At least two of the group homes have small bedrooms with no windows, and a mother described how her 15-year-old daughter was kept in such a room, with no natural light, around the clock for 10 days, with only 10 minutes to call home each day.

Carmant said it's a mystery to him how all this happened, since health authorities had specifically said they didn't want that kind of rule put in place in youth group homes.

"Actually, we had already had an identical problem in another region during the second wave and I had specified that we did not want it to be repeated," he said on Tuesday in response to a reporter's question, after an unrelated press conference.
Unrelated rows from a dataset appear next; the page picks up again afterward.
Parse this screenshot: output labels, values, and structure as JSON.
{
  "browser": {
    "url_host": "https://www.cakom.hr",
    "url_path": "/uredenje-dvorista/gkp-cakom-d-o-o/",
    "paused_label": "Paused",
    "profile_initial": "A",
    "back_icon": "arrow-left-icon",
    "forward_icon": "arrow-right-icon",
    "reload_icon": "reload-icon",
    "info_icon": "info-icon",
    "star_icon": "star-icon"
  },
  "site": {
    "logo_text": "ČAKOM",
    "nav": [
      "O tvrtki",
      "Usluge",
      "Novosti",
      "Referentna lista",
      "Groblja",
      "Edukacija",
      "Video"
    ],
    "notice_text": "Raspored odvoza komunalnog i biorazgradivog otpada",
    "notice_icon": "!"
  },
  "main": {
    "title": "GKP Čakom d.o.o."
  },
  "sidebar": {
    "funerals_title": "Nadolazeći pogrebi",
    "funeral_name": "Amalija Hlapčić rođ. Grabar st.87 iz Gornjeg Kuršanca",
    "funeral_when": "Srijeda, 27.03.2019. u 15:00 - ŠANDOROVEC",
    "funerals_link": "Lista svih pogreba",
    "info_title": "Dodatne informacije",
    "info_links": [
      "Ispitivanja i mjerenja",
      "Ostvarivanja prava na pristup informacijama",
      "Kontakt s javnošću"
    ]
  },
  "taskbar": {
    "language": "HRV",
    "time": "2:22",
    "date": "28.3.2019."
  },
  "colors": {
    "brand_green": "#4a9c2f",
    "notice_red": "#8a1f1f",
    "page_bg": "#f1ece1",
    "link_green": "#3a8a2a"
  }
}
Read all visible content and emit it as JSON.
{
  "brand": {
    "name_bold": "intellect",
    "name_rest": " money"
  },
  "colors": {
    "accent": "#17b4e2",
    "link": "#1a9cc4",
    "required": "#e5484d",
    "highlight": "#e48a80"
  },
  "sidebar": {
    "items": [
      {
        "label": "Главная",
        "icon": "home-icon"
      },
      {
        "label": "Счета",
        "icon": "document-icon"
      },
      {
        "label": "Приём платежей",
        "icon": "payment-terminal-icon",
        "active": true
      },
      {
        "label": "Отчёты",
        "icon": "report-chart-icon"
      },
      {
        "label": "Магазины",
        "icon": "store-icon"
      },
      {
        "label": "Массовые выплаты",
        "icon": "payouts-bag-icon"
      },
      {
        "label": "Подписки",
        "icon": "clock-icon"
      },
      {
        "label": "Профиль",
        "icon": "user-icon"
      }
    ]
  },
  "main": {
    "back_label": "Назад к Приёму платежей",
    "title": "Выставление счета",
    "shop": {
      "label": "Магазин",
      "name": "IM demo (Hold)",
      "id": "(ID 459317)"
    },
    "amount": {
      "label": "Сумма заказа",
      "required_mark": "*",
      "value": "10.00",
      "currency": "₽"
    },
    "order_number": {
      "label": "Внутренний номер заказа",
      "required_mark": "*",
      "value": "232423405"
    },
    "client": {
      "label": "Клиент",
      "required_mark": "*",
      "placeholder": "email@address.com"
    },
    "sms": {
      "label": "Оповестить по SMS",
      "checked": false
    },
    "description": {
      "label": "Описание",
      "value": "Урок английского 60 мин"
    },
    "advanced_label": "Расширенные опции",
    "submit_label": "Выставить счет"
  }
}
"We're in the process of trying to find out what happened."

He didn't go into further detail on that case he meant. In one incident that came to light last spring, an Indigenous boy was confined to a basement in a Montreal facility for days after a COVID-19 exposure, and his teacher reported the situation only after dropping off his homework and seeing his living conditions.

Carmant said that according to the new plan, as he understood it, there was supposed to be a kind of "reverse isolation" in place at group homes, where the children or teens would all be isolated indoors together as a bubble, and staff would use extra protective equipment.

That's essentially what the new directive says, as of the Jan. 13 change: youth living at group homes are treated as a bubble.

"I asked the provincial director to investigate and provide a response," Carmant said, apparently referring to a director of youth services.

When asked by CTV News last week, a health ministry spokesperson said that the ministry had originally been treating youth group homes as primarily care environments, similar to nursing homes, but that it had shifted to seeing them as primarily "living environments."

When asked about the infrastructure itself -- especially the lack of windows -- the junior minister said he's toured many of the same facilities and is well aware of the problem, calling it "unacceptable."

"For the past three years, I've been doing regular rounds, and I know that the rooms are small, narrow, windowless," he said.

OUTCRY OVER 'INHUMAN' POLICY

Over the last few days, politicians across Quebec and at the national level voiced their concern after reading about the confined youth, calling for questions to be raised at the National Assembly.

"This is just intolerable and inexplicable," wrote Parti Québécois MNA Véronique Hivon on Twitter. She asked Carmant by name, "how did we come to this? How can we lack judgment and humanity to such an extent?" 

Kathleen Weil, the Liberal MNA for NDG, also asked for an explanation, writing that she found it "shocking," and that "the minister must explain how such an inhuman government COVID directive could be imposed on such vulnerable youth."

Her caucus colleague, Enrico Ciccone, wrote that "I am speechless! When our young people are vulnerable, we have to take even more care of them, not add to [their troubles]."

Liberal MP Joel Lightbound wrote that the story made him "unbelievably sad."

On Tuesday, Québec Solidaire MNA Sol Zanetti told the QMI news agency that he'd like to see Carmant or other health authorities offer an apology to the youth affected and their families, whatever Carmant's investigation shows.

“That children were confined when they were not infected, it shows how the Ministry of Health is rigid and does not take into account mental health," he said. "The fact that this has already happened is unacceptable -- it is inexcusable.”